Drilling one or more holes in the car body is necessary for fitting extras such as an aerial, wing mirror or tow bar.
Although it is not difficult, mistakes are expensive. One slip of a power drill can cause significant damage to paint-work in a matter of seconds.
Before picking up a tool, plan exactly what you are going to do, and the best way to do it.
Never drill a hole without considering what is behind it, and so avoid accidents such as piercing the radiator when fitting a badge to the grille, the petrol tank when fitting a reversing light, or causing a short circuit when fitting an extra gauge.
Most holes can be made with a power drill and a suitable bit. Always use a small bit to start with, to make a pilot hole. For larger holes there are power-drill attachments such as cone-shaped grinders and cutters.
Metal cutters or punches can usually be hired from specialist firms. Where blades are fitted, make sure you have a supply of spares.
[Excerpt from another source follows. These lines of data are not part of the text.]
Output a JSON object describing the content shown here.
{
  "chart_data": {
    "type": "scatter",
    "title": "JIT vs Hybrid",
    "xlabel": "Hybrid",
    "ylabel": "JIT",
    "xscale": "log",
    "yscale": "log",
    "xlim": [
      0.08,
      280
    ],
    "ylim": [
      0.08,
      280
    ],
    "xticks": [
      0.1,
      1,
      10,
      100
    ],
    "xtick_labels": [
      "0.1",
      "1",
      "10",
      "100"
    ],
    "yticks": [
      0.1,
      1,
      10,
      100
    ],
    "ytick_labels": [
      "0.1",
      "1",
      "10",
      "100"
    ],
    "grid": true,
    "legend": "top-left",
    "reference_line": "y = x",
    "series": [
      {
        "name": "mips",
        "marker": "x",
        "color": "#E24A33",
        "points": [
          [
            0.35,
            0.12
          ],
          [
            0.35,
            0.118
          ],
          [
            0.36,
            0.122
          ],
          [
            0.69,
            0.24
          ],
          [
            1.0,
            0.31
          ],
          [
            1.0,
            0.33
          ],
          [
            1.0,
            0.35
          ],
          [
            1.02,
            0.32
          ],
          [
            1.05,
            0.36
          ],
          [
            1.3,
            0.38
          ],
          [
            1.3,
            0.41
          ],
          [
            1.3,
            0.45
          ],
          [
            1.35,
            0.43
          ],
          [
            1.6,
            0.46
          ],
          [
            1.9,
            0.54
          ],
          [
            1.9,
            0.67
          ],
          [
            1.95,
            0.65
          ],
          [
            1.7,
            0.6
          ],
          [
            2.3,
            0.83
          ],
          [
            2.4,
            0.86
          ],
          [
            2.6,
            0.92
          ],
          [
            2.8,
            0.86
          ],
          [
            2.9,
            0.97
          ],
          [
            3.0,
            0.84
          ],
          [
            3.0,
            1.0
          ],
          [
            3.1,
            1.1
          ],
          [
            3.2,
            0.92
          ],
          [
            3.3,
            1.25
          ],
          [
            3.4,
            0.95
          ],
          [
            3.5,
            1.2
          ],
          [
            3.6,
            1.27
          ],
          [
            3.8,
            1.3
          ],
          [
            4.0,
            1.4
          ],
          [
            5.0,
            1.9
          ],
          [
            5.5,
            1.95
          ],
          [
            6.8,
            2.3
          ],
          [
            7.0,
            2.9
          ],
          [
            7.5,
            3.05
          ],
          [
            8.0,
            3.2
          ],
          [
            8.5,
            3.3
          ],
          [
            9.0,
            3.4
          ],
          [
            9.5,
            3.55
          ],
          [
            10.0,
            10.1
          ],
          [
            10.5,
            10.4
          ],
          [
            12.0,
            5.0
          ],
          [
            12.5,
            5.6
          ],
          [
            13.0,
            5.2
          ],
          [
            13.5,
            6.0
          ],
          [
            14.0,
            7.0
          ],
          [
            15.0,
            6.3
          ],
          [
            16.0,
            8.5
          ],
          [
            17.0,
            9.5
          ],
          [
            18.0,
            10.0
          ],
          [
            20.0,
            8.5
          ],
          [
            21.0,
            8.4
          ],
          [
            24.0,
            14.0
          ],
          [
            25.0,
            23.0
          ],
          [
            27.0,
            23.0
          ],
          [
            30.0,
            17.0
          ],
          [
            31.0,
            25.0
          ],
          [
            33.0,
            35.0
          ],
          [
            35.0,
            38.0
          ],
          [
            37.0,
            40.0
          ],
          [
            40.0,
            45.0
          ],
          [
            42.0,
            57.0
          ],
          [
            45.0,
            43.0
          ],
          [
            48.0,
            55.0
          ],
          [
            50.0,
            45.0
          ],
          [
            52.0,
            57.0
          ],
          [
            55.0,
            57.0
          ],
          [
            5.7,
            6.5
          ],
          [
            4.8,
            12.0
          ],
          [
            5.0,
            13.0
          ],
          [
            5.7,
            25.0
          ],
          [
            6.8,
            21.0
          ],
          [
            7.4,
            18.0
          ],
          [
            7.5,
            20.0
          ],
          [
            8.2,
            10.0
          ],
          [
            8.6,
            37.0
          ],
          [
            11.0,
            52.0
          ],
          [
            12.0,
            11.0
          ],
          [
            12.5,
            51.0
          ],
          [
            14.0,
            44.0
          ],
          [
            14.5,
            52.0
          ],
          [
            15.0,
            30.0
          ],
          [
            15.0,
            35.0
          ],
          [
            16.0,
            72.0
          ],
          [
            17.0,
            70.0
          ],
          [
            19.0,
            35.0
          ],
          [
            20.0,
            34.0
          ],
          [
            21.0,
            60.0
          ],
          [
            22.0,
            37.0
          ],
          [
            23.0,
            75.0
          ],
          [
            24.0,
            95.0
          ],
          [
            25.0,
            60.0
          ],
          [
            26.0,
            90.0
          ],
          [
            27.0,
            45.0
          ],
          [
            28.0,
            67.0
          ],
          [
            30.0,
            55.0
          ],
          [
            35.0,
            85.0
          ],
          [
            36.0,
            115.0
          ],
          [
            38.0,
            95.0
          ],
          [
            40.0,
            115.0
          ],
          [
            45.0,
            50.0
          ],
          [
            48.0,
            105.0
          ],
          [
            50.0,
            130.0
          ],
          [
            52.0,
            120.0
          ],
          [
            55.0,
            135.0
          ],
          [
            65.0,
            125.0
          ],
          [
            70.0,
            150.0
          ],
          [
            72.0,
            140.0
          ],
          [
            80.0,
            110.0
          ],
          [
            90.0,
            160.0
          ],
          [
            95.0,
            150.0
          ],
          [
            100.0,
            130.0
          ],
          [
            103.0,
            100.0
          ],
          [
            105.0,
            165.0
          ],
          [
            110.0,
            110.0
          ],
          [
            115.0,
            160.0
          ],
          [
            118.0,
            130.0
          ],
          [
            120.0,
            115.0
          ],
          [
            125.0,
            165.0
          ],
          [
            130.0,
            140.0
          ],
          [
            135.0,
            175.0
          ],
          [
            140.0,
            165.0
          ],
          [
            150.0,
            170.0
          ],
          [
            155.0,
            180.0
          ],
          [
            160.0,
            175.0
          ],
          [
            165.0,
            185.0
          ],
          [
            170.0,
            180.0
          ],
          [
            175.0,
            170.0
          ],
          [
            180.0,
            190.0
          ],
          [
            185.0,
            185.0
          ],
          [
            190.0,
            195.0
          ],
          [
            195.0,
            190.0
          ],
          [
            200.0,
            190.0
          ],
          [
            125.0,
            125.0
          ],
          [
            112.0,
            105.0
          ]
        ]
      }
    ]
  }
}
Car bodywork is curved and shiny, and scratches easily. To prevent the marking tool or drill sliding off course, put a cross of 1 in. (25mm) wide masking tape over the place to be drilled.
Carefully choose, measure and mark the exact spot lightly with a pencil. Use a hammer and a sharp centre punch to make a light indentation in the metal.
If your power drill has variable speeds, set it at a fast speed. Select a small bit, not larger than in. (3mm) to drill a pilot hole through the punch mark. The pilot hole will provide a centre for a larger bit.
Use a series of larger bits to drill the hole to the size needed. In general, each size of bit used should be no more than twice the diameter of the one before.
So after drilling a 1/3in. (3 mm) pilot hole, use a 3/16in (5mm) or 1/4 in. (6mm) bit to enlarge it.
To extend the hole again use a 3/8in. (10 mm) bit.
A nibbler or sheet-metal cutter is used for removing large areas of metal, such as cutting window apertures in the side of a van.
Mark the aperture in outline. By the method described, drill a tin. (6 mm) hole at any point just inside the aperture outline.
Insert the nibbler blade in the hole. When you squeeze the nibbler handles, the blade cuts a slot about 3/32 in. (2 mm) wide. Each squeeze advances the slot about lin. (6 mm).
The blade is very hard, but can easily snap when negotiating a corner. Make sure you have spare blades available.
A small tank cutter with an adjustable blade can be fitted to a carpenter's hand brace to cut a hole for an aerial or wing mirror.
It is not the easiest way of cutting a hole in a car body, and may prove less accurate for larger hole sizes. A round-hole punch is preferable.
The blade of a tank cutter can be adjusted to the diameter of the hole required. It revolves round the drill bit to cut out a circle of metal.
Start by drilling a pilot hole in the centre of the cutting circle. Keep the hand brace upright while cutting the hole.
A round-hole sheet-metal punch has two interlocking pieces that fit on each side of a metal panel to punch a fixed-diameter hole when tightened .
It can be used for aerial or wing-mirror holes. A different punch is needed for every hole size. Unless the punch blade is very sharp, it will crinkle the hole edges.
Mask the metal and mark the centre of the hole required. By the method described, drill a hole large enough to take the punch bolt.
Assemble one half of the punch on each side of the panel. Pass the bolt through to join them. Tighten the bolt to punch the hole.
To dismantle, undo the bolt and separate the halves.
A cone-shaped tapered grinder or cutter can be fitted to a power drill. It will make holes of different sizes up to the maximum of its diameter. Used at an angle it will make oval holes.
It is useful for making holes such as aerial or wing-mirror holes.
Mask the area and mark the outline of the hole. Drill a central pilot hole in the way described.
Enlarge it with the cutter or grinder until it reaches the outline mark. Be careful not to go beyond.
Do not try to speed up cutting by forcing the tool. The very thin metal often used for car wings will easily distort.
Most aerials need a hole about 3/4in (19mm) across. It is impractical to drill a hole as large as this, but a smaller hole can be enlarged with a file.
Mask the area and mark the hole in outline. Drill a 10mm hole in the manner described.
Take a 6mm rat-tail file and wrap five or six layers of masking tape around the tip, overlapping it at the end.
The tape will prevent the file from damaging the paintwork if it accidentally slips from the hole while you are working.
Use the file vertically in the hole to enlarge it, working evenly around so as to get a true circle.